The GNU BFD (Binary File Descriptor) library can be used to extract information from binary files. At the moment, we are only interested in scanning an object file and identifying the names and addresses of all the globally visible symbols. Listing 10 is a program which does exactly this. It can be easily altered to yield the addresses of only those symbols we are interested in.
Each element of the array `symbol_table' contains a pointer to an object of type `asymbol'. The macro's `bfd_asymbol_name' and `bfd_asymbol_value' are used to extract the name of the symbol as well as its address.
Debuggers help us `single-step' through our code, ie, execute one instruction, then stop and view value of some variable, execute one more instruction and so on. It's easy to do this using the PTRACE_SINGLESTEP request which restarts the stopped process, lets it execute a single instruction and then stops it once again. Listing 11 shows a segment of a tracing process which keeps on calling PTRACE_SINGLESTEP until value of a variable (at location `addr') in the traced program is found to become equal to 10. At this stage, the tracing program changes the value to 2341 and lets the traced program run to completion by invoking PTRACE_CONT. Listing 12 shows the program being traced.
The Linux implementation of `ptrace' has the ability to trace system calls. The PTRACE_SYSCALL request restarts the child process (just like PTRACE_CONT) but arranges for it to stop at the next entry to or exit from a system call. This opens up some interesting possibilities.
Listing 13 shows a child process which first prints its own process id as well as its parent process id and then delivers a signal to itself. Because it is ready to be traced, this will result in the process getting stopped. The parent waits for this to happen and restarts the child by invoking PTRACE_SYSCALL. The next instruction in the child is an invocation of the `getpid' system call; the child gets stopped once again. Each system call has a unique `call number' - the operating system kernel uses this to identify the actual function to be executed. The parent process extracts this call number by invoking PTRACE_GETREGS (the `orig_eax' field of `ureg' holds the call number) and changes it to the call number of `getppid' by invoking PTRACE_SETREGS. The child is then restarted and allowed to run to completion by invoking PTRACE_CONT. Because the call number has been changed, the child will execute `getppid' instead of `getpid'!
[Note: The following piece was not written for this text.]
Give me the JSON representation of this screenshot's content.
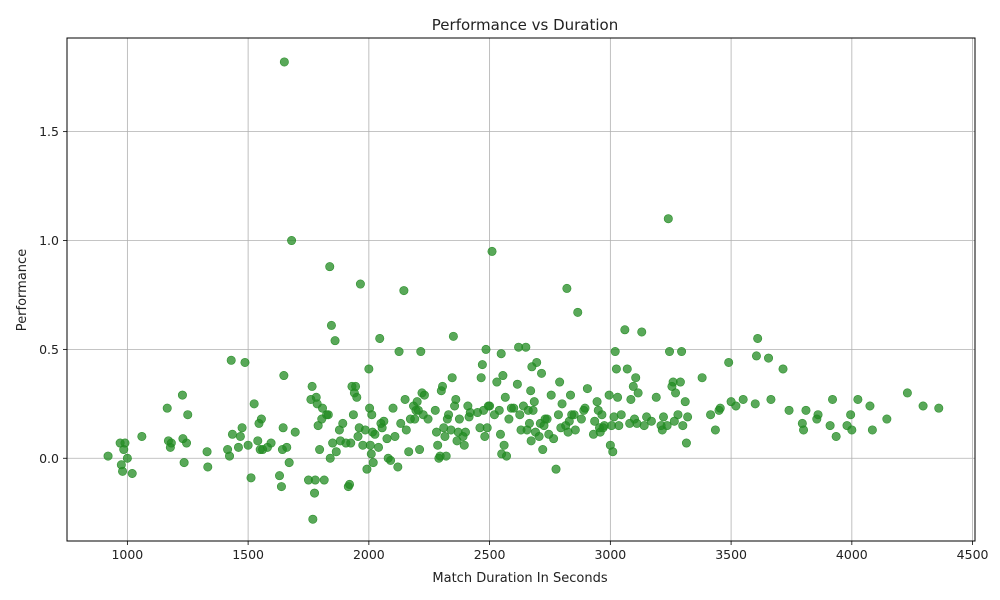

This system call `redirection' has significance in the context of User Mode Linux (UML), which is a port of the Linux kernel to itself. UML allows you to run a modified version of the Linux kernel on top of the actual Linux kernel! You can run processes under the control of the modified kernel. When these processes execute system calls, they should execute code present in the modified kernel and not the original host kernel. This is achieved by using the PTRACE_SYSCALL facility offered by UML; interested readers should check out some of the papers available on the net which describe UML architecture.
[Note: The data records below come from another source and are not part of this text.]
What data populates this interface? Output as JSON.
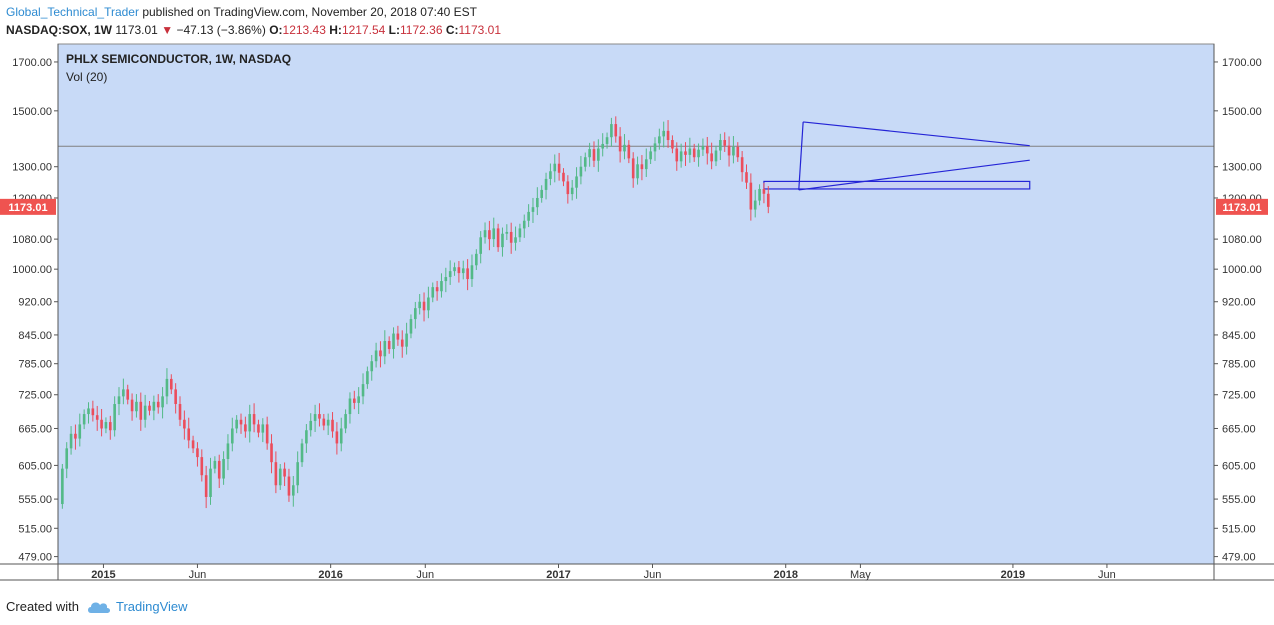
{
  "header": {
    "author": "Global_Technical_Trader",
    "published_text": "published on TradingView.com, November 20, 2018 07:40 EST",
    "symbol": "NASDAQ:SOX, 1W",
    "last": "1173.01",
    "change": "−47.13 (−3.86%)",
    "open_label": "O:",
    "open": "1213.43",
    "high_label": "H:",
    "high": "1217.54",
    "low_label": "L:",
    "low": "1172.36",
    "close_label": "C:",
    "close": "1173.01"
  },
  "footer": {
    "created_with": "Created with",
    "brand": "TradingView"
  },
  "colors": {
    "plot_bg": "#c8daf7",
    "up": "#53b987",
    "down": "#eb4d5c",
    "drawing": "#2424d6",
    "price_tag": "#ef5350",
    "hline": "#808080"
  },
  "chart_data": {
    "type": "candlestick",
    "title": "PHLX SEMICONDUCTOR, 1W, NASDAQ",
    "subtitle": "Vol (20)",
    "y_ticks": [
      1700,
      1500,
      1300,
      1200,
      1080,
      1000,
      920,
      845,
      785,
      725,
      665,
      605,
      555,
      515,
      479
    ],
    "y_tick_labels": [
      "1700.00",
      "1500.00",
      "1300.00",
      "1200.00",
      "1080.00",
      "1000.00",
      "920.00",
      "845.00",
      "785.00",
      "725.00",
      "665.00",
      "605.00",
      "555.00",
      "515.00",
      "479.00"
    ],
    "y_scale": "log",
    "ylim": [
      470,
      1780
    ],
    "x_ticks": [
      {
        "date": "2015-01-01",
        "label": "2015",
        "bold": true
      },
      {
        "date": "2015-06-01",
        "label": "Jun",
        "bold": false
      },
      {
        "date": "2016-01-01",
        "label": "2016",
        "bold": true
      },
      {
        "date": "2016-06-01",
        "label": "Jun",
        "bold": false
      },
      {
        "date": "2017-01-01",
        "label": "2017",
        "bold": true
      },
      {
        "date": "2017-06-01",
        "label": "Jun",
        "bold": false
      },
      {
        "date": "2018-01-01",
        "label": "2018",
        "bold": true
      },
      {
        "date": "2018-05-01",
        "label": "May",
        "bold": false
      },
      {
        "date": "2019-01-01",
        "label": "2019",
        "bold": true
      },
      {
        "date": "2019-06-01",
        "label": "Jun",
        "bold": false
      }
    ],
    "xlim": [
      "2014-10-20",
      "2019-11-20"
    ],
    "current_price_label": "1173.01",
    "current_price": 1173.01,
    "grid": false,
    "series": [
      {
        "start": "2014-10-27",
        "points": [
          [
            548,
            600
          ],
          [
            600,
            632
          ],
          [
            632,
            656
          ],
          [
            656,
            648
          ],
          [
            648,
            672
          ],
          [
            672,
            690
          ],
          [
            690,
            700
          ],
          [
            700,
            688
          ],
          [
            688,
            680
          ],
          [
            680,
            665
          ],
          [
            665,
            676
          ],
          [
            676,
            662
          ],
          [
            662,
            708
          ],
          [
            708,
            722
          ],
          [
            722,
            735
          ],
          [
            735,
            716
          ],
          [
            716,
            695
          ],
          [
            695,
            712
          ],
          [
            712,
            680
          ],
          [
            680,
            705
          ],
          [
            705,
            696
          ],
          [
            696,
            712
          ],
          [
            712,
            702
          ],
          [
            702,
            722
          ],
          [
            722,
            755
          ],
          [
            755,
            735
          ],
          [
            735,
            708
          ],
          [
            708,
            680
          ],
          [
            680,
            665
          ],
          [
            665,
            645
          ],
          [
            645,
            632
          ],
          [
            632,
            618
          ],
          [
            618,
            590
          ],
          [
            590,
            558
          ],
          [
            558,
            600
          ],
          [
            600,
            612
          ],
          [
            612,
            585
          ],
          [
            585,
            615
          ],
          [
            615,
            640
          ],
          [
            640,
            665
          ],
          [
            665,
            680
          ],
          [
            680,
            672
          ],
          [
            672,
            660
          ],
          [
            660,
            690
          ],
          [
            690,
            672
          ],
          [
            672,
            658
          ],
          [
            658,
            672
          ],
          [
            672,
            640
          ],
          [
            640,
            610
          ],
          [
            610,
            575
          ],
          [
            575,
            600
          ],
          [
            600,
            588
          ],
          [
            588,
            560
          ],
          [
            560,
            575
          ],
          [
            575,
            610
          ],
          [
            610,
            640
          ],
          [
            640,
            662
          ],
          [
            662,
            678
          ],
          [
            678,
            690
          ],
          [
            690,
            682
          ],
          [
            682,
            670
          ],
          [
            670,
            680
          ],
          [
            680,
            660
          ],
          [
            660,
            640
          ],
          [
            640,
            665
          ],
          [
            665,
            690
          ],
          [
            690,
            718
          ],
          [
            718,
            710
          ],
          [
            710,
            722
          ],
          [
            722,
            745
          ],
          [
            745,
            770
          ],
          [
            770,
            790
          ],
          [
            790,
            812
          ],
          [
            812,
            800
          ],
          [
            800,
            832
          ],
          [
            832,
            815
          ],
          [
            815,
            848
          ],
          [
            848,
            835
          ],
          [
            835,
            820
          ],
          [
            820,
            848
          ],
          [
            848,
            880
          ],
          [
            880,
            905
          ],
          [
            905,
            920
          ],
          [
            920,
            900
          ],
          [
            900,
            930
          ],
          [
            930,
            955
          ],
          [
            955,
            945
          ],
          [
            945,
            970
          ],
          [
            970,
            980
          ],
          [
            980,
            995
          ],
          [
            995,
            1005
          ],
          [
            1005,
            990
          ],
          [
            990,
            1002
          ],
          [
            1002,
            975
          ],
          [
            975,
            1010
          ],
          [
            1010,
            1040
          ],
          [
            1040,
            1085
          ],
          [
            1085,
            1105
          ],
          [
            1105,
            1080
          ],
          [
            1080,
            1110
          ],
          [
            1110,
            1058
          ],
          [
            1058,
            1095
          ],
          [
            1095,
            1100
          ],
          [
            1100,
            1070
          ],
          [
            1070,
            1085
          ],
          [
            1085,
            1110
          ],
          [
            1110,
            1132
          ],
          [
            1132,
            1158
          ],
          [
            1158,
            1172
          ],
          [
            1172,
            1200
          ],
          [
            1200,
            1225
          ],
          [
            1225,
            1260
          ],
          [
            1260,
            1285
          ],
          [
            1285,
            1310
          ],
          [
            1310,
            1280
          ],
          [
            1280,
            1252
          ],
          [
            1252,
            1212
          ],
          [
            1212,
            1232
          ],
          [
            1232,
            1268
          ],
          [
            1268,
            1300
          ],
          [
            1300,
            1332
          ],
          [
            1332,
            1360
          ],
          [
            1360,
            1320
          ],
          [
            1320,
            1362
          ],
          [
            1362,
            1378
          ],
          [
            1378,
            1402
          ],
          [
            1402,
            1450
          ],
          [
            1450,
            1405
          ],
          [
            1405,
            1352
          ],
          [
            1352,
            1375
          ],
          [
            1375,
            1328
          ],
          [
            1328,
            1262
          ],
          [
            1262,
            1308
          ],
          [
            1308,
            1292
          ],
          [
            1292,
            1325
          ],
          [
            1325,
            1352
          ],
          [
            1352,
            1380
          ],
          [
            1380,
            1405
          ],
          [
            1405,
            1425
          ],
          [
            1425,
            1392
          ],
          [
            1392,
            1362
          ],
          [
            1362,
            1318
          ],
          [
            1318,
            1352
          ],
          [
            1352,
            1340
          ],
          [
            1340,
            1362
          ],
          [
            1362,
            1332
          ],
          [
            1332,
            1358
          ],
          [
            1358,
            1370
          ],
          [
            1370,
            1345
          ],
          [
            1345,
            1318
          ],
          [
            1318,
            1355
          ],
          [
            1355,
            1392
          ],
          [
            1392,
            1372
          ],
          [
            1372,
            1338
          ],
          [
            1338,
            1368
          ],
          [
            1368,
            1332
          ],
          [
            1332,
            1282
          ],
          [
            1282,
            1248
          ],
          [
            1248,
            1165
          ],
          [
            1165,
            1192
          ],
          [
            1192,
            1228
          ],
          [
            1228,
            1213
          ],
          [
            1213,
            1173
          ]
        ]
      }
    ],
    "annotations": {
      "horizontal_line_price": 1370,
      "triangle_top": [
        [
          "2018-01-29",
          1458
        ],
        [
          "2019-01-28",
          1372
        ]
      ],
      "triangle_bottom": [
        [
          "2018-01-22",
          1225
        ],
        [
          "2019-01-28",
          1322
        ]
      ],
      "support_zone": {
        "from": "2017-11-27",
        "to": "2019-01-28",
        "top": 1252,
        "bottom": 1228
      }
    }
  }
}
All the examples we had seen till now involved a parent process spawning a child and then tracing it. It is possible to use `ptrace' to trace an already running process which is not a proper child of the tracing program.
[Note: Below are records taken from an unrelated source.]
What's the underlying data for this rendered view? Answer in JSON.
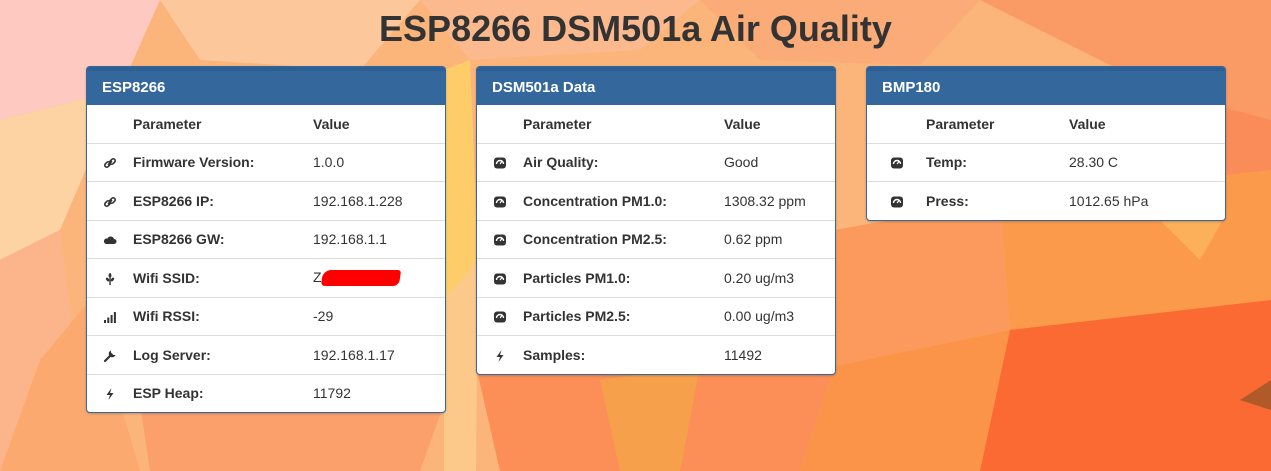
{
  "title": "ESP8266 DSM501a Air Quality",
  "colors": {
    "panel_header": "#34689c",
    "background": "#fbb47a",
    "redaction": "#ff0000"
  },
  "esp": {
    "heading": "ESP8266",
    "col_param": "Parameter",
    "col_value": "Value",
    "rows": [
      {
        "icon": "link-icon",
        "label": "Firmware Version:",
        "value": "1.0.0"
      },
      {
        "icon": "link-icon",
        "label": "ESP8266 IP:",
        "value": "192.168.1.228"
      },
      {
        "icon": "cloud-icon",
        "label": "ESP8266 GW:",
        "value": "192.168.1.1"
      },
      {
        "icon": "grain-icon",
        "label": "Wifi SSID:",
        "value": "Z"
      },
      {
        "icon": "signal-icon",
        "label": "Wifi RSSI:",
        "value": "-29"
      },
      {
        "icon": "wrench-icon",
        "label": "Log Server:",
        "value": "192.168.1.17"
      },
      {
        "icon": "flash-icon",
        "label": "ESP Heap:",
        "value": "11792"
      }
    ]
  },
  "dsm": {
    "heading": "DSM501a Data",
    "col_param": "Parameter",
    "col_value": "Value",
    "rows": [
      {
        "icon": "dashboard-icon",
        "label": "Air Quality:",
        "value": "Good"
      },
      {
        "icon": "dashboard-icon",
        "label": "Concentration PM1.0:",
        "value": "1308.32 ppm"
      },
      {
        "icon": "dashboard-icon",
        "label": "Concentration PM2.5:",
        "value": "0.62 ppm"
      },
      {
        "icon": "dashboard-icon",
        "label": "Particles PM1.0:",
        "value": "0.20 ug/m3"
      },
      {
        "icon": "dashboard-icon",
        "label": "Particles PM2.5:",
        "value": "0.00 ug/m3"
      },
      {
        "icon": "flash-icon",
        "label": "Samples:",
        "value": "11492"
      }
    ]
  },
  "bmp": {
    "heading": "BMP180",
    "col_param": "Parameter",
    "col_value": "Value",
    "rows": [
      {
        "icon": "dashboard-icon",
        "label": "Temp:",
        "value": "28.30 C"
      },
      {
        "icon": "dashboard-icon",
        "label": "Press:",
        "value": "1012.65 hPa"
      }
    ]
  }
}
Listing 14 shows a tracing program calling PTRACE_ATTACH on a running process whose pid has been read from the keyboard - Listing 15 shows the code of the process being traced. The tracing program has another input - the address of the function `fun' in the process being attached to. The effect of calling PTRACE_ATTACH is that the target becomes a `traced child' of the calling process; also, it appears as if the task being traced has called a PTRACE_TRACEME. A signal, SIGSTOP is delivered to it (as part of the PTRACE_ATTACH invocation) - the tracing program can now `wait' for the `child' to stop. Once the parent comes out of the wait, it examines the value of the instruction pointer in the child (the value stored in uregs.eip) and alters it to point to the function `fun'. The process is then restarted (note that there will be trouble if the function returns as we haven't stored a proper return address on the stack).
We have seen some of the facilities offered by `ptrace' which is of use to the systems programmer interested in writing programs like debuggers. The reader is expected to have an understanding of system calls like fork, exec, wait and the use of signals if she is to understand the ideas presented in this article. The book `Advanced Programming in the Unix Environment' by W.Richard Stevens is the best reference for everything concerning the Unix system call interface. Sandeep has written a series of articles for the Linux Gazette which explains `ptrace' in detail - the first part can be accessed at http://linuxgazette.net/issue81/sandeep.html. The second and third parts were published in issue81 and issue83 of the gazette. Pradeep Padala has authored a very informative article on `ptrace' which can be obtained from http://linuxjournal.com/article/6100. Benjamin Chelf has written an excellent article on the process of linking and the nature of executable files; you can read it at http://www.linux-mag.com/2002-03/compile_01.html.
Source code/errata concerning this article is available at http://pramode.net/lfy-apr/